Evolutionary Generation of Multi-Agent Systems
Yuntong Hu, Matthew Trager, Yuting Zhang, Yi Zhang, Shuo Yang, Wei Xia, Stefano Soatto
TL;DR
EvoMAS reframes multi-agent system design as structured configuration generation and evolves MAS configurations via feedback-guided mutation, crossover, and memory reuse. By maintaining an experience memory and a pool seeded with human-designed MAS, EvoMAS discovers task-adaptive architectures that balance execution reliability with performance, outperforming both hand-crafted baselines and prior automatic MAS generation methods. Across reasoning, coding, and tool-use benchmarks, EvoMAS achieves higher task accuracy and near-universal executability, while demonstrating scalable compute efficiency and transferability of evolved designs. The work introduces a principled, configuration-based evolutionary optimization paradigm that enables robust, generalizable MAS design for diverse real-world tasks.
Abstract
Large language model (LLM)-based multi-agent systems (MAS) show strong promise for complex reasoning, planning, and tool-augmented tasks, but designing effective MAS architectures remains labor-intensive, brittle, and hard to generalize. Existing automatic MAS generation methods either rely on code generation, which often leads to executability and robustness failures, or impose rigid architectural templates that limit expressiveness and adaptability. We propose Evolutionary Generation of Multi-Agent Systems (EvoMAS), which formulates MAS generation as structured configuration generation. EvoMAS performs evolutionary generation in configuration space.

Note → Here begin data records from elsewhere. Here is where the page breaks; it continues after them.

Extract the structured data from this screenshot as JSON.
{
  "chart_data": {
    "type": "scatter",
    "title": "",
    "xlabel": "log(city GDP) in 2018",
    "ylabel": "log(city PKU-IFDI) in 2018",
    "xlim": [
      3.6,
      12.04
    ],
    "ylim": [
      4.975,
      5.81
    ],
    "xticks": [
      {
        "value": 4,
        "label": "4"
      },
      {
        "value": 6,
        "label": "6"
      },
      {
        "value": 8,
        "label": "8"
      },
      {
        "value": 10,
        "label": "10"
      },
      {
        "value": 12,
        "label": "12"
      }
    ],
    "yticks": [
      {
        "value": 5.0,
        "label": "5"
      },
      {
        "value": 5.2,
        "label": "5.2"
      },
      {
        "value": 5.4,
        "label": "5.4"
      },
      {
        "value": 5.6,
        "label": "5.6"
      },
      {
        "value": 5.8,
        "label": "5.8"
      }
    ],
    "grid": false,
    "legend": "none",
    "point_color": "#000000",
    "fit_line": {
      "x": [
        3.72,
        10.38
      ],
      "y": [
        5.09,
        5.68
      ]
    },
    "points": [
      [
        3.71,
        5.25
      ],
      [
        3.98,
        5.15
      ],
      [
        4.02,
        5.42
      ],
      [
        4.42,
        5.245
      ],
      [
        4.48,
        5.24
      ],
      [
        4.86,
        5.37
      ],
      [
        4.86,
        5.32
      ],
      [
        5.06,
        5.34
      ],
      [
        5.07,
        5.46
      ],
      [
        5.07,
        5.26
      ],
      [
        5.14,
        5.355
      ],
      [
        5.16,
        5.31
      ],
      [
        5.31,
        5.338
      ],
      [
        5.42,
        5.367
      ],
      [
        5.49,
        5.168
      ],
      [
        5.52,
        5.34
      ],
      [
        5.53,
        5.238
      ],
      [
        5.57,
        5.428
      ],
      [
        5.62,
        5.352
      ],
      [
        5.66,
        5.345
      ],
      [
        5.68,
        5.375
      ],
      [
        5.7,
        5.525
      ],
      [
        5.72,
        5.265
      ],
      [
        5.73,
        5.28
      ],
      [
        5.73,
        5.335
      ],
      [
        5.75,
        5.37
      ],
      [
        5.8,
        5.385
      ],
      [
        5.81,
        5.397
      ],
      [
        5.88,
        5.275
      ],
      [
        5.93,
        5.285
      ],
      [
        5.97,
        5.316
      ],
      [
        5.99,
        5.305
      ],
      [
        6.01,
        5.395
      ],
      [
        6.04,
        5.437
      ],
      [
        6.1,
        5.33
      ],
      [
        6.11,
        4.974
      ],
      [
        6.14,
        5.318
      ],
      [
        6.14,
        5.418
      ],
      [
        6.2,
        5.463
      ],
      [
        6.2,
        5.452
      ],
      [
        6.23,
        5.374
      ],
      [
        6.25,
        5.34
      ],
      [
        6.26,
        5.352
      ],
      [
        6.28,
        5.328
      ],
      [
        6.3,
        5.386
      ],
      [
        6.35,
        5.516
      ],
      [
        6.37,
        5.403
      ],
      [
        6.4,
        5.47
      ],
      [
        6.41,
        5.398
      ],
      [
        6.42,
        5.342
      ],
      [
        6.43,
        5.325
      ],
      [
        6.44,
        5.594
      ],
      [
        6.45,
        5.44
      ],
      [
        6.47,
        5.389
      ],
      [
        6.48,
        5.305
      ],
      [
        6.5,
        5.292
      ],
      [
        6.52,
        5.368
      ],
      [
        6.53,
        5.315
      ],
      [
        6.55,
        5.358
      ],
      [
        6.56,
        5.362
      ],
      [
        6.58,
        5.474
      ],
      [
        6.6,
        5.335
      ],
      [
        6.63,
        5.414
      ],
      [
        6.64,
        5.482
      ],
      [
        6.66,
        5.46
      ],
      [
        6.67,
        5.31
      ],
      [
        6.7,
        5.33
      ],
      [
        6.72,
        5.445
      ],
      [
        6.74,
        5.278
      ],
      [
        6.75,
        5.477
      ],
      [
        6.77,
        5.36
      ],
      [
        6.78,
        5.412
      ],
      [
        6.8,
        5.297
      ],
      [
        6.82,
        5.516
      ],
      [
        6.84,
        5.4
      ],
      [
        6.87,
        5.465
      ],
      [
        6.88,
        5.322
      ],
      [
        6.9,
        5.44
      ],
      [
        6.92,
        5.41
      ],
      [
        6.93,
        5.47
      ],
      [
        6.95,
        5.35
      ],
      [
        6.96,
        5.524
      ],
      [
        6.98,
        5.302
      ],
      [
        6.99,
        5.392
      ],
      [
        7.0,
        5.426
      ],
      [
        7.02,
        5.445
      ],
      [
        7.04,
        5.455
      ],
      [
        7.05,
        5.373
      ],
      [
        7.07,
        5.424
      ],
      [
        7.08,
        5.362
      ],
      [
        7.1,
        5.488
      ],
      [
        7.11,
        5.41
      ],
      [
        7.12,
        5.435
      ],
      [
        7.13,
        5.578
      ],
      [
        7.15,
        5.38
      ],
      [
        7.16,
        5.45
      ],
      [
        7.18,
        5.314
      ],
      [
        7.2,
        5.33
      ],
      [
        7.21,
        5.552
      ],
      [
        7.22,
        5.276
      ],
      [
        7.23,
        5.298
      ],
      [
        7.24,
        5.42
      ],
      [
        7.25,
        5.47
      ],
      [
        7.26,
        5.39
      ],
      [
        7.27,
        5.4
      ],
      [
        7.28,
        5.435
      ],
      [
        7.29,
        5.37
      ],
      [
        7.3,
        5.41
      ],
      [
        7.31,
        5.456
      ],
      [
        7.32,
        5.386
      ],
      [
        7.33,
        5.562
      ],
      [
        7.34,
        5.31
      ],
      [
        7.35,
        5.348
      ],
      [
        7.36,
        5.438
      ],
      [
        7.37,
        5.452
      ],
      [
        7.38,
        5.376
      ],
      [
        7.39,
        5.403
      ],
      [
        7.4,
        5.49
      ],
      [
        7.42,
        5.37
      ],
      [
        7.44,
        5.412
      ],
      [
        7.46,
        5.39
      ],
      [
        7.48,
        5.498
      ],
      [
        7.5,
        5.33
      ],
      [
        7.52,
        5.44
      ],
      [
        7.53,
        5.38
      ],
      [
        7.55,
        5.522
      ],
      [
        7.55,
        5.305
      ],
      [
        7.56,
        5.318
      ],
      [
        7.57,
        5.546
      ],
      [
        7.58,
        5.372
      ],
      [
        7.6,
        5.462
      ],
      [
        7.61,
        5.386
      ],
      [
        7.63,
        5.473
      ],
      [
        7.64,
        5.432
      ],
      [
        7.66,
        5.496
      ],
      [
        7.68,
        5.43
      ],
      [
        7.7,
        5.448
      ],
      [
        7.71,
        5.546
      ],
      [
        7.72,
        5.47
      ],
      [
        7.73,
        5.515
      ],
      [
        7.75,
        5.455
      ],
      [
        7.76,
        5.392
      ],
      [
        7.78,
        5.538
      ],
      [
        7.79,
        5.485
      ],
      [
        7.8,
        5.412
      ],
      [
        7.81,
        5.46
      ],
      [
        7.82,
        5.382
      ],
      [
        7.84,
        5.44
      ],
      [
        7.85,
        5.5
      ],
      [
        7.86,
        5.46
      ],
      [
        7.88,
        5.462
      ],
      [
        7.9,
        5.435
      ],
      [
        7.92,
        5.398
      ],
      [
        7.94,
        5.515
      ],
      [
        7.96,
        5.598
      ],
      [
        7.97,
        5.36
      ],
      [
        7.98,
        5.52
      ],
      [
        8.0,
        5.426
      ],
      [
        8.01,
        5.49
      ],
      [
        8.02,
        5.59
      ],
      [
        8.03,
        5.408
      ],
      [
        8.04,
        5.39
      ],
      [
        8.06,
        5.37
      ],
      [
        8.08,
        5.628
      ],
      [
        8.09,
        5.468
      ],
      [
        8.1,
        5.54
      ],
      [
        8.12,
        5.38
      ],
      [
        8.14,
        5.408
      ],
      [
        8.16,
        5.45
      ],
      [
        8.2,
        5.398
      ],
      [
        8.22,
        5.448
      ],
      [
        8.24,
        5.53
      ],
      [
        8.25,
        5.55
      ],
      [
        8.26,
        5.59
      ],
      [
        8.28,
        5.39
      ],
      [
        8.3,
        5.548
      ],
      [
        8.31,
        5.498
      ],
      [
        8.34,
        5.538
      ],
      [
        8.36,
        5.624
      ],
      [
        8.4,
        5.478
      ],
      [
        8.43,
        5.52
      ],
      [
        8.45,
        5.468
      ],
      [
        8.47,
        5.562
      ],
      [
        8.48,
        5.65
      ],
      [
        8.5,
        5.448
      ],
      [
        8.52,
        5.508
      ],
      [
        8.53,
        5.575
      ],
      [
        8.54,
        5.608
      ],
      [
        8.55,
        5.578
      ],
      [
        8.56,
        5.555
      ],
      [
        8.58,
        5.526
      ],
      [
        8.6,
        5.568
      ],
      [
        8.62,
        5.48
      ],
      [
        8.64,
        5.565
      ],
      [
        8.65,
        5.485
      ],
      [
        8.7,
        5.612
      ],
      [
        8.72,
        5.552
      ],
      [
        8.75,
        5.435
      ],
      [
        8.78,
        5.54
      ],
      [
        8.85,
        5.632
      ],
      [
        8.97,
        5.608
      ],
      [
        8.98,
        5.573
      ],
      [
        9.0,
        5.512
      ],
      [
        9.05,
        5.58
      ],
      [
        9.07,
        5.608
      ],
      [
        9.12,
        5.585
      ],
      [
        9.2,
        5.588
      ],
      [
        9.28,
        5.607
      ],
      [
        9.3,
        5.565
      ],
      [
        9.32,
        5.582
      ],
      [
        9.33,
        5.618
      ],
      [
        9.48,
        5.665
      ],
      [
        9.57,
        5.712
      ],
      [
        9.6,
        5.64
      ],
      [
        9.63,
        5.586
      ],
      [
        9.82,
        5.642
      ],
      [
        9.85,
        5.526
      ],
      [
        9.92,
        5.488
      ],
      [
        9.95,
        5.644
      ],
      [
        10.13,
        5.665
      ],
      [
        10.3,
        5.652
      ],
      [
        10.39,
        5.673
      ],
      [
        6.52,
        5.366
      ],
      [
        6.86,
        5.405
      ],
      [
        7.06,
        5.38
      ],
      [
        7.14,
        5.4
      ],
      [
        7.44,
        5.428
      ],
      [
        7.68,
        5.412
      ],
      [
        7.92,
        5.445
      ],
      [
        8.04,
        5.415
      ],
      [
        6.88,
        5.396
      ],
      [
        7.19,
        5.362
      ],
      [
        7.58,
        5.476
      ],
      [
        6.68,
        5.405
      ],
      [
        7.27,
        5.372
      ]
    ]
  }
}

Specifically, EvoMAS selects initial configurations from a pool, applies feedback-conditioned mutation and crossover guided by execution traces, and iteratively refines both the candidate pool and an experience memory. We evaluate EvoMAS on diverse benchmarks, including BBEH, SWE-Bench, and WorkBench, covering reasoning, software engineering, and tool-use tasks. EvoMAS consistently improves task performance over both human-designed MAS and prior automatic MAS generation methods, while producing generated systems with higher executability and runtime robustness. EvoMAS outperforms the agent evolution method EvoAgent by +10.5 points on BBEH reasoning and +7.1 points on WorkBench. With Claude-4.5-Sonnet, EvoMAS also reaches 79.1% on SWE-Bench-Verified, matching the top of the leaderboard.